In den vergangenen Jahren überschatteten Krankheiten ihren Alltag. Gallensteine und Knieprobleme, der Magen und das Herz. „Am schlimmsten war der Hautkrebs“, sagt sie, „da haben sie mir das halbe Gesicht weggeschnitten.“ Die Narben sind mittlerweile gut verheilt, aber man sieht sie noch. „Ich bin wie eine Katze – ich habe sieben Leben“, sagt sie und lacht wieder von Herzen. „Ihren Lebensmut hat sie trotz allem behalten“, sagt die Sozialarbeiterin, die sie begleitet. Bärbel Klie lebt von einer sehr schmalen Rente und Pflegegeld. „Ich habe Brot zu essen und keine Schulden“, sagt sie selbst resolut. Das ist ihr wichtig. „Und ich brauche ja nichts Neues, wenn das Alte noch gut ist.“
Erst wenn man nachfragt, zeigt sich, dass ihre Sparsamkeit nicht nur eine Tugend ist, sondern der Not entspringt. „Ich esse auch mal drei Tage lang Eintopf, das macht mir nichts aus“, versichert Bärbel Klie. Junge Leute aus der Nachbarschaft, die Lebensmittel vor dem Container retten, bringen ihr gelegentlich etwas zu essen. Einen Teil ihrer Möbel hat sie geschenkt bekommen.
Armut im Alter
Immer mehr Deutsche sind von Altersarmut betroffen. Inzwischen haben rund 3,2 Millionen Menschen über 65 Jahren maximal 60 Prozent des mittleren Einkommens zur Verfügung. Viele scheuen sich, Hilfe in Anspruch zu nehmen. Es ist eine stille Armut, die sich oft erst auf den zweiten Blick offenbart.
Vor einiger Zeit lag Bärbel Klie plötzlich bewusstlos im Bad. Ihr Bein hatte sich verfärbt, sie bekam hohes Fieber. Vermutlich ein Infekt. Im Krankenhaus gab es zusätzliche Komplikationen. „Am Ende musste ich neu laufen lernen“, sagt sie. Mit eisernem Willen kämpfte sie sich ins Leben zurück. Mehrmals ist sie seither daheim gestürzt, wiederholt musste sie ins Krankenhaus. „Meine Enkel haben dann meine alten Läufer weggeworfen – sie sagen, das seien Stolperfallen“, erzählt sie achselzuckend.

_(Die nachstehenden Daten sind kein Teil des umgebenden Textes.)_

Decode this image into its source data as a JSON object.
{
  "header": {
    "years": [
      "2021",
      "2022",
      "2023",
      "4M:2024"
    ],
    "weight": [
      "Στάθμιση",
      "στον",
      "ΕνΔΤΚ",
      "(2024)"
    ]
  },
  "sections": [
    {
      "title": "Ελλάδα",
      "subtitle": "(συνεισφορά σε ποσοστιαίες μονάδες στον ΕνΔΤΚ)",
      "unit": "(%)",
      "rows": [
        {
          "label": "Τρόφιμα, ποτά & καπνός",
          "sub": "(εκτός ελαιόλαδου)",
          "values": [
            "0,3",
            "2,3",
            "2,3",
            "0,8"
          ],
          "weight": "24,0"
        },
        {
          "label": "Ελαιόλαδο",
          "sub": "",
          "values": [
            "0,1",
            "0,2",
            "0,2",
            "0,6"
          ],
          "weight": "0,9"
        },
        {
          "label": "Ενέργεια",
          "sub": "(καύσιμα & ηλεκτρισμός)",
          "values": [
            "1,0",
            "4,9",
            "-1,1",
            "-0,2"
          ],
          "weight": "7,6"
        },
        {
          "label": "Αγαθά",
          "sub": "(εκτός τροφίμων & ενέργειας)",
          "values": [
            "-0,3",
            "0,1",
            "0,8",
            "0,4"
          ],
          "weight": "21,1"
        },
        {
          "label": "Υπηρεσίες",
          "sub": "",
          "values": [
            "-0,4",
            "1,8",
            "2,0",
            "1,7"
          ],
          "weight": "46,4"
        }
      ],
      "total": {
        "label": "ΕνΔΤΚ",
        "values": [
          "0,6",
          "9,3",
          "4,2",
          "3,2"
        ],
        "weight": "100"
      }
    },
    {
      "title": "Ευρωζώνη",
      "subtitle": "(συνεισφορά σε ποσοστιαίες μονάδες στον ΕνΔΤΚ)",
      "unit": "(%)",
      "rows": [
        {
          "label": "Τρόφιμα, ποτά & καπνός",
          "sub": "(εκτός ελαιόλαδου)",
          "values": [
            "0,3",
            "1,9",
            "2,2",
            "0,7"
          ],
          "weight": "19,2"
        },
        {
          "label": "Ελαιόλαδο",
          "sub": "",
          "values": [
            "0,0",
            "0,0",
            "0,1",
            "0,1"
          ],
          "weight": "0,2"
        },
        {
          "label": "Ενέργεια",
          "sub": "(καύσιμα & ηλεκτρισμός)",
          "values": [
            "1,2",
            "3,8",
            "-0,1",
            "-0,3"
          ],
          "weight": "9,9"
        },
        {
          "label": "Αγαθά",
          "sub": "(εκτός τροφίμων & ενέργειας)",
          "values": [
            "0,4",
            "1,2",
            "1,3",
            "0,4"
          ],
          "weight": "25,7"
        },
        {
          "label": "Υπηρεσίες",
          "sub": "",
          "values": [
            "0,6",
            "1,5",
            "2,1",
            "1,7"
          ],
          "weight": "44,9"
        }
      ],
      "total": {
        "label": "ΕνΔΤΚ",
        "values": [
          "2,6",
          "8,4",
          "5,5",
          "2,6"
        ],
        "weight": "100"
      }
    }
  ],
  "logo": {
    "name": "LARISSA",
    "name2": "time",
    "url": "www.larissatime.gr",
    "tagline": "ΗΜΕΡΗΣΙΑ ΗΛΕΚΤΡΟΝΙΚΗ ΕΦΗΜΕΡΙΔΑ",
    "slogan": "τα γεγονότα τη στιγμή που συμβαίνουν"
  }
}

Neuen Teppichboden in ihrer Wohnung zu verlegen, war eine gehörige Investition für die Familie. Für diese Anschaffung baten sie dann doch um Unterstützung durch die HAZ-Weihnachtshilfe. „Ich möchte ja gern noch ein paar Jahre zu Hause wohnen“, sagt die 83-Jährige.
Aber mit ihrem unerschütterlichen Optimismus wird sie aus allem das Beste machen: „Was kommt, das kommt“, sagt sie.